Western popular culture has a special relationship with certain Medieval European folk myths. The history of religious and spiritual beliefs across the continent as well as how Christianity developed and coloured a lot of them makes for interesting reading, to be sure. So when popular culture went looking for scary things to mine for stories, there is lots of material ripe for re-imaging.
Vampires are one example of that. Werewolves are another. Both have been frequently re-used and re-invented over the last few decades. I don’t even need to list any titles. The best writers come up with new angles, like Jandar Sunstar in The Forgotten Realms – an elven vampire who actively and successfully fights his vampiric compulsions to the extent a vampire hunter ends up badly misjudging him. Or the vampires in Sanctuary who actually bear little resemblance at all to the popular tropes (and it is such a delight seeing Jonathon Young portray a vampiric Nikola Tesla). The more average ones either disappear with little trace, or come in for considerable amounts of ridicule. Twilight‘s sparkling vampires are a good example.
But there is originality, too. I think it’s hugely underplayed how interesting it is that J. K. Rowling put werewolves into the world of Harry Potter, but not vampires. Then again, the traditional image of werewolves makes sense in the wizarding world: it that already has oodles of potions, shape-shifting magic and fantastical beasts so werewolves and the wolfsbane potion are a perfect fit. But vampires are not. The world of Harry Potter is very clear about how its death tropes work. It takes rare and powerful magic to do anything with the dead – and this is crucial to the bigger story. Vampires would strongly upset that. They would, in fact, compete with Voldemort who is, by both design and necessity, thoroughly unique in the wizarding world.

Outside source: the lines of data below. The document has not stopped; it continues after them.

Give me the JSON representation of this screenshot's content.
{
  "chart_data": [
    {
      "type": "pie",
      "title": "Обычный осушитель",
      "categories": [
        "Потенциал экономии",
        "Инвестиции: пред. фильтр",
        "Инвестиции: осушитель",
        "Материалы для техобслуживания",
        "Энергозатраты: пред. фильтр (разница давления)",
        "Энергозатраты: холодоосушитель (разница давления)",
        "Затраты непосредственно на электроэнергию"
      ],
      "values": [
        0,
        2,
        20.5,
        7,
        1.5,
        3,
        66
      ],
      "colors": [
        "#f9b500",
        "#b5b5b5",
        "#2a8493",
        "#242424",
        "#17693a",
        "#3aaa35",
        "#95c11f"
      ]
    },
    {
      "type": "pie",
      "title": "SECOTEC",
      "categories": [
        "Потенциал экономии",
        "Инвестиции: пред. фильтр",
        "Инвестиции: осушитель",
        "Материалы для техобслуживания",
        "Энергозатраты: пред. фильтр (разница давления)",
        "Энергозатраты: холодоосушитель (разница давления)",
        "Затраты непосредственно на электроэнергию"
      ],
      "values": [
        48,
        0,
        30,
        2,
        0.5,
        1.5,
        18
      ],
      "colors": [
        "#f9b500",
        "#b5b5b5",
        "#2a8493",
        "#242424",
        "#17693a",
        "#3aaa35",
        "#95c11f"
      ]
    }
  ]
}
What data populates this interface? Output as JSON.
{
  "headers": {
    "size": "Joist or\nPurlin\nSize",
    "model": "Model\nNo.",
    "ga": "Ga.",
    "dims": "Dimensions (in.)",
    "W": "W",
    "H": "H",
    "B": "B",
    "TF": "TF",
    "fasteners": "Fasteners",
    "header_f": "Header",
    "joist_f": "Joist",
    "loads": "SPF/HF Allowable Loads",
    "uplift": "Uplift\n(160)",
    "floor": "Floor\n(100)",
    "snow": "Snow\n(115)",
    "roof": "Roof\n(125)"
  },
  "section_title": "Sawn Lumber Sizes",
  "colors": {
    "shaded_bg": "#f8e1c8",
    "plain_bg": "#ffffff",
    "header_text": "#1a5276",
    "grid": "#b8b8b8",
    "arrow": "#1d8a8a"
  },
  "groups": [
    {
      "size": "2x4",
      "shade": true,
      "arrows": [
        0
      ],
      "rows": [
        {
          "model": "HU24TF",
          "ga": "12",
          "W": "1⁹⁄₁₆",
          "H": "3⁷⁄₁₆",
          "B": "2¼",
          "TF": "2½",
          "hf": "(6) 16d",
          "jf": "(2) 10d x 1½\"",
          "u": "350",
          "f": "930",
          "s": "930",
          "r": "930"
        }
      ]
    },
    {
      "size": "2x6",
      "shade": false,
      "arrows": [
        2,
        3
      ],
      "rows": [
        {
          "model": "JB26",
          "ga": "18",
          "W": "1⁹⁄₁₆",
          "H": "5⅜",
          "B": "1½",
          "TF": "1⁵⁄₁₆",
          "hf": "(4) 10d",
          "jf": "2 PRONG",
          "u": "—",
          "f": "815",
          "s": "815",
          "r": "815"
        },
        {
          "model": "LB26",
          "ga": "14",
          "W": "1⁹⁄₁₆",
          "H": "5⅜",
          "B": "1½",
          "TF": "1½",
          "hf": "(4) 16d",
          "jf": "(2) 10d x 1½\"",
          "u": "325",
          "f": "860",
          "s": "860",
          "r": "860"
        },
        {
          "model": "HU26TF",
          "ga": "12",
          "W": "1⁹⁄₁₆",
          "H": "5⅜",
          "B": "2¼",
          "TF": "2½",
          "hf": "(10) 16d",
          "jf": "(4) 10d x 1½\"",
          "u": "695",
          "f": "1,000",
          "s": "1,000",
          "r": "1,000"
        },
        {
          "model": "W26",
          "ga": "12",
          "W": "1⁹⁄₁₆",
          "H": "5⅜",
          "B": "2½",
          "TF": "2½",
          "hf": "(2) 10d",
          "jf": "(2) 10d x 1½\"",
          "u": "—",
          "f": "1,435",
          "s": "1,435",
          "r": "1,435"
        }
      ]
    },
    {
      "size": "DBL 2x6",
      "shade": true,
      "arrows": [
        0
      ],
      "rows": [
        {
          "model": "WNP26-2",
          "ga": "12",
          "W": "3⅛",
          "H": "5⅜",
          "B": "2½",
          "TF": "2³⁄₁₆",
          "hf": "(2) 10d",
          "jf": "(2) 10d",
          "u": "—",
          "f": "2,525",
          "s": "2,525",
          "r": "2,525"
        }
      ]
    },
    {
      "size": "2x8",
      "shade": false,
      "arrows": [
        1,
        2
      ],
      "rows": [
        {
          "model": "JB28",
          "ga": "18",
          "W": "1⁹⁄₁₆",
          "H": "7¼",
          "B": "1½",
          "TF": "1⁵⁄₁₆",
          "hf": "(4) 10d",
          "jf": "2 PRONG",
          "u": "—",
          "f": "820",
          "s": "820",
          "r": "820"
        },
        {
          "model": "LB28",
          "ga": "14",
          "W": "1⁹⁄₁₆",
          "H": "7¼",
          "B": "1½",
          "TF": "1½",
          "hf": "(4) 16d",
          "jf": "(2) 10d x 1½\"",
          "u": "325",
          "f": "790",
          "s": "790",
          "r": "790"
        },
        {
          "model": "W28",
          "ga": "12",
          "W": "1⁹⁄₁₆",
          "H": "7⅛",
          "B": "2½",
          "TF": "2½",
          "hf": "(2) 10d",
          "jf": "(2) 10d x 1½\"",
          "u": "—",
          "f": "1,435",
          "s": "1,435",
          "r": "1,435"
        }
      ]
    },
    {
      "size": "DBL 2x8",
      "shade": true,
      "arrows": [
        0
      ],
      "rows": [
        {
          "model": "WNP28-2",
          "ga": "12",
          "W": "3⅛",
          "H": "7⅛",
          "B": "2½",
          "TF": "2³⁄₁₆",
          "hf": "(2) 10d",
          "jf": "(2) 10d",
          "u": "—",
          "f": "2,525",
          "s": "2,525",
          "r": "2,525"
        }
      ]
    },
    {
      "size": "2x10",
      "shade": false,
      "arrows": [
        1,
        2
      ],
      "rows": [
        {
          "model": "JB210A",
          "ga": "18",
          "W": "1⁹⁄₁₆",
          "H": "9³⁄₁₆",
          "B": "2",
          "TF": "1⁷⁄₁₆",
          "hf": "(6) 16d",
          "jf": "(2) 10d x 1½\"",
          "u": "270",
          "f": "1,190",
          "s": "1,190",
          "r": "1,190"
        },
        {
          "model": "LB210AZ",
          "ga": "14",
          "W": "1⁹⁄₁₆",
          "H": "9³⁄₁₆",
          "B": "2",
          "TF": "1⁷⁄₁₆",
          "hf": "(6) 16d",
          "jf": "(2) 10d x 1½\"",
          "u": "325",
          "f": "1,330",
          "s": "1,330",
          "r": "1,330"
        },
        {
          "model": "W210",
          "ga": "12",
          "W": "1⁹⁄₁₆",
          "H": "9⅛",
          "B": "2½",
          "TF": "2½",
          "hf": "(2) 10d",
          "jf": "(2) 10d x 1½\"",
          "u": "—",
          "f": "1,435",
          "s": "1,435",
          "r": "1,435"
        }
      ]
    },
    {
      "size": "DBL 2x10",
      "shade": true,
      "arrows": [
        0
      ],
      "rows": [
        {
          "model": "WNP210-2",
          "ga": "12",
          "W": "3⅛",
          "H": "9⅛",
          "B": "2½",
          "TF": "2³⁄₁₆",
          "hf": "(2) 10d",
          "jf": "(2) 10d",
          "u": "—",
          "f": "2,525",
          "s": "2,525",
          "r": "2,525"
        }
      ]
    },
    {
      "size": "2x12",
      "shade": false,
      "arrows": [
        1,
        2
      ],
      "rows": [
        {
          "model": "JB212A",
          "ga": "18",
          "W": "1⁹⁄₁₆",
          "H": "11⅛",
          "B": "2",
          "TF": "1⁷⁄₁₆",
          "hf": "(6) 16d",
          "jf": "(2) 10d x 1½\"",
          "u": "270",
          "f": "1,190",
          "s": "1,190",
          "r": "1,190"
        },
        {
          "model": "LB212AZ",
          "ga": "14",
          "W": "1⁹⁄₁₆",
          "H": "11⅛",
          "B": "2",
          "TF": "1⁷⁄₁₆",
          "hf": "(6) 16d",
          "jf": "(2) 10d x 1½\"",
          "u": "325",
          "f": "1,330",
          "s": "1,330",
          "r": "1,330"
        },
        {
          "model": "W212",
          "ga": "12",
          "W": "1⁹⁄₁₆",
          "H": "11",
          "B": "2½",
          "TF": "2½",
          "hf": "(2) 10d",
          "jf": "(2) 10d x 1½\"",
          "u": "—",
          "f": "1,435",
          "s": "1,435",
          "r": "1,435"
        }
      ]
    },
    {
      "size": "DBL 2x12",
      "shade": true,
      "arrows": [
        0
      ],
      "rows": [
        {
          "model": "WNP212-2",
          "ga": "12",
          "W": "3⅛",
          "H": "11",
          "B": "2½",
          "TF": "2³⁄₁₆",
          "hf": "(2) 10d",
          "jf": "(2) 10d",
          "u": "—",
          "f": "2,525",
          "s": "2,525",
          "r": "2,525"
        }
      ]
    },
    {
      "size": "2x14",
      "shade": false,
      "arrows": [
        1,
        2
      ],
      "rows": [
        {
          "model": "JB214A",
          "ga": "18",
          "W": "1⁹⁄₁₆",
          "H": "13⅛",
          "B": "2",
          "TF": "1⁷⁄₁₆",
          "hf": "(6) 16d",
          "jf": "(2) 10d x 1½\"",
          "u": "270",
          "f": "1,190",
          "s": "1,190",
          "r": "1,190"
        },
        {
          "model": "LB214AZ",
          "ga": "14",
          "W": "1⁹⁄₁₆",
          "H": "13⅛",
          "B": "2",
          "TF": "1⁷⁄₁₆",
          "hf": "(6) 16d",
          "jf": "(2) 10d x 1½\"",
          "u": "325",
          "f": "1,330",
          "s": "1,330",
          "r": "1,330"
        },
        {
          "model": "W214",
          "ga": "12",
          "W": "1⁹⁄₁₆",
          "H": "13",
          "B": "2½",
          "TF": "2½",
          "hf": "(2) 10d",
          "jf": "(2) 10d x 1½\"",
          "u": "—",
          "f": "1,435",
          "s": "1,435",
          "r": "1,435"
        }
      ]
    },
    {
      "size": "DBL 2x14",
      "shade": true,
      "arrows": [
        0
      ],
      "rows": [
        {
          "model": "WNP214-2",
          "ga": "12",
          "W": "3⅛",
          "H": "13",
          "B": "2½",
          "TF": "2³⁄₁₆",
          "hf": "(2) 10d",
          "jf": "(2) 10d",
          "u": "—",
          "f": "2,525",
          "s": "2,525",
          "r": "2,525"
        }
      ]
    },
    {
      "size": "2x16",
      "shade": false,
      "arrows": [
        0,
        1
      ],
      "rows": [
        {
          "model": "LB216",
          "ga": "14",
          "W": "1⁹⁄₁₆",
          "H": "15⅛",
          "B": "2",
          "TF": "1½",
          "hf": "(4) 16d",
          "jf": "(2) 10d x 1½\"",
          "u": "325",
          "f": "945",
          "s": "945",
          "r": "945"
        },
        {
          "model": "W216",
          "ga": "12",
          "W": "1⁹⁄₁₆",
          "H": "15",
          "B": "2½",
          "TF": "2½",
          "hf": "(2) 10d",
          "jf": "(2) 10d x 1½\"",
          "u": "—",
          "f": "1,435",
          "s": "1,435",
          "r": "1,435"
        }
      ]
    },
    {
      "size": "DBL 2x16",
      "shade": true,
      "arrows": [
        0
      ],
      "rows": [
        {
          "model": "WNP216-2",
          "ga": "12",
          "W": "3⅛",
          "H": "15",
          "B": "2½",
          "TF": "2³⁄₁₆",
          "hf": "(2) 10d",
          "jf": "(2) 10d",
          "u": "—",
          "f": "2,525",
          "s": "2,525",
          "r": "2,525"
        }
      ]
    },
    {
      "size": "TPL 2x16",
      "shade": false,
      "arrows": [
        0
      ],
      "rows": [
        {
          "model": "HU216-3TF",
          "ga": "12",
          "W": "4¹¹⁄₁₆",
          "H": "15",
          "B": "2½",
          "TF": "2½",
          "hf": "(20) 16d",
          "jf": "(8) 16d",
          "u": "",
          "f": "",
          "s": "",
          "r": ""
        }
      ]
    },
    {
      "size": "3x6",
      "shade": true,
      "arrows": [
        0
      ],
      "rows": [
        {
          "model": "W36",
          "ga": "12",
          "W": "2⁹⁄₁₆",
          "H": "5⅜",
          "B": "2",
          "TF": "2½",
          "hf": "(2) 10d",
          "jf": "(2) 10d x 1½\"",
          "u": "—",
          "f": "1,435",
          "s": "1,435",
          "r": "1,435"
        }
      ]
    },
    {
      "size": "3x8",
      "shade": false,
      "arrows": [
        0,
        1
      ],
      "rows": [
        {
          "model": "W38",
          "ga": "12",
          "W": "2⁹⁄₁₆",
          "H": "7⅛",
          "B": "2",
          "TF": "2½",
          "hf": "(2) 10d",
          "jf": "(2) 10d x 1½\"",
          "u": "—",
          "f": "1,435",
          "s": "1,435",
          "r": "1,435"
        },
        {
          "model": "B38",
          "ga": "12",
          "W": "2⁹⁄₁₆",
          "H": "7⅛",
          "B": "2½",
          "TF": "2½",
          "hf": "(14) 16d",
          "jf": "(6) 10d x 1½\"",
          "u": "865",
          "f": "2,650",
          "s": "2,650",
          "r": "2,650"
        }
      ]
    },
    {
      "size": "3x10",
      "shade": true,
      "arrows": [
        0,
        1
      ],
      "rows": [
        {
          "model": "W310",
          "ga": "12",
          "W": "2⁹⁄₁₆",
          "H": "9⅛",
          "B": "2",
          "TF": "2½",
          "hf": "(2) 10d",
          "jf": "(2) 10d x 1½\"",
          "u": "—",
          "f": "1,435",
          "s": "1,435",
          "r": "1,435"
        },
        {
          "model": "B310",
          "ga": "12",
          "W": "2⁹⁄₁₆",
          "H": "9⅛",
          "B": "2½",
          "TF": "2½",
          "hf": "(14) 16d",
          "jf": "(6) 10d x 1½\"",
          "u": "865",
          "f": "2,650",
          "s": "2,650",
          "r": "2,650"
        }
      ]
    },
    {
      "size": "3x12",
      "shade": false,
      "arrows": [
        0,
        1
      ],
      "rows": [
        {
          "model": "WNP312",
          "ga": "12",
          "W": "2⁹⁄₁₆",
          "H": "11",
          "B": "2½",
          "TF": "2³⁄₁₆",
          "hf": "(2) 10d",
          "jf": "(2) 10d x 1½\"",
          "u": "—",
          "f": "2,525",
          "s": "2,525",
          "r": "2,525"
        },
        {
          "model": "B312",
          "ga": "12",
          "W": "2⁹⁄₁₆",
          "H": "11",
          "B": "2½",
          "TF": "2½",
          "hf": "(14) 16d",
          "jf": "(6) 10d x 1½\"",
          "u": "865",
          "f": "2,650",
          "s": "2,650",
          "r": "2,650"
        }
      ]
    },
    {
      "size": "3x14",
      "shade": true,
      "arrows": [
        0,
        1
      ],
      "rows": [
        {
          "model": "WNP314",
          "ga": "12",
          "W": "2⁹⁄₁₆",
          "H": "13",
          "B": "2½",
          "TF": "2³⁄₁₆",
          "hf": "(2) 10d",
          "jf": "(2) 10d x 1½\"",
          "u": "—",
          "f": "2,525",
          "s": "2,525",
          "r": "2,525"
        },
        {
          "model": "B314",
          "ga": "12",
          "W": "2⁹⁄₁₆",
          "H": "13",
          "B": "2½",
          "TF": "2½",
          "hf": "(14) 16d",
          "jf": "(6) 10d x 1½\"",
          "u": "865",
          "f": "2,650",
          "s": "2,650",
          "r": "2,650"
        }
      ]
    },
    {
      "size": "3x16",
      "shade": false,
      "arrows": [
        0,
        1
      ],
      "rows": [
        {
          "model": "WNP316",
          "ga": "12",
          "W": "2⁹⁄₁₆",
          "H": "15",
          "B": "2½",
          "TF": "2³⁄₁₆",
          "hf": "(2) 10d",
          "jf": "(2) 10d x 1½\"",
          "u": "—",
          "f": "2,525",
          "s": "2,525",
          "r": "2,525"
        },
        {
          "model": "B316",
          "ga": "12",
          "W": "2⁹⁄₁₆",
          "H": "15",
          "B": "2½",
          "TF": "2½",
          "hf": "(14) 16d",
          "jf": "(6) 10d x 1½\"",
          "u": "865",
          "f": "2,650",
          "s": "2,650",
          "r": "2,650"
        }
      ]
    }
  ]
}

There have been many articles about why we like vampires in our stories. These vary from nearly unstoppable villains with insatiable bloodlust, to highly intelligent players of games who can only be defeated by their own rules (e.g. Count Magpyr in Pratchett’s Carpe Jugulum), to tortured souls of forbidden love (Angel in Buffy). We like them trying to be human because otherwise they’re alien and we have lots of space tropes for that now.
Werewolves are similar but different. Traditionally, vampires should not have a pulse (which should also deny procreation, a fact sometimes forgotten!). Werewolves, though, do. Whilst vampires were conventionally portrayed as un-remittingly undead and inhuman, werewolves are actually more-or-less human most of the time. The link with the full moon also links to another monthly event close to our human bodies – one that males have historically not understood very well, either.
I prefer werewolves, partly because I feel vampires are too high-profile at the moment. Sergeant Angua in the Ankh-Morpork City Watch in Terry Pratchett’s Discworld is the sort of werewolf I like. It defines her to some extent, but she has also made it work for her. More importantly, her human-ness is still there and still running the show. In one sense, this is an on going battle, but in another sense it’s a battle she has won. And that’s a story.
Human battles. Writing has to have human battles for the reader to connect with. I think werewolves just do the human battles that better than vampires. That’s why we like them.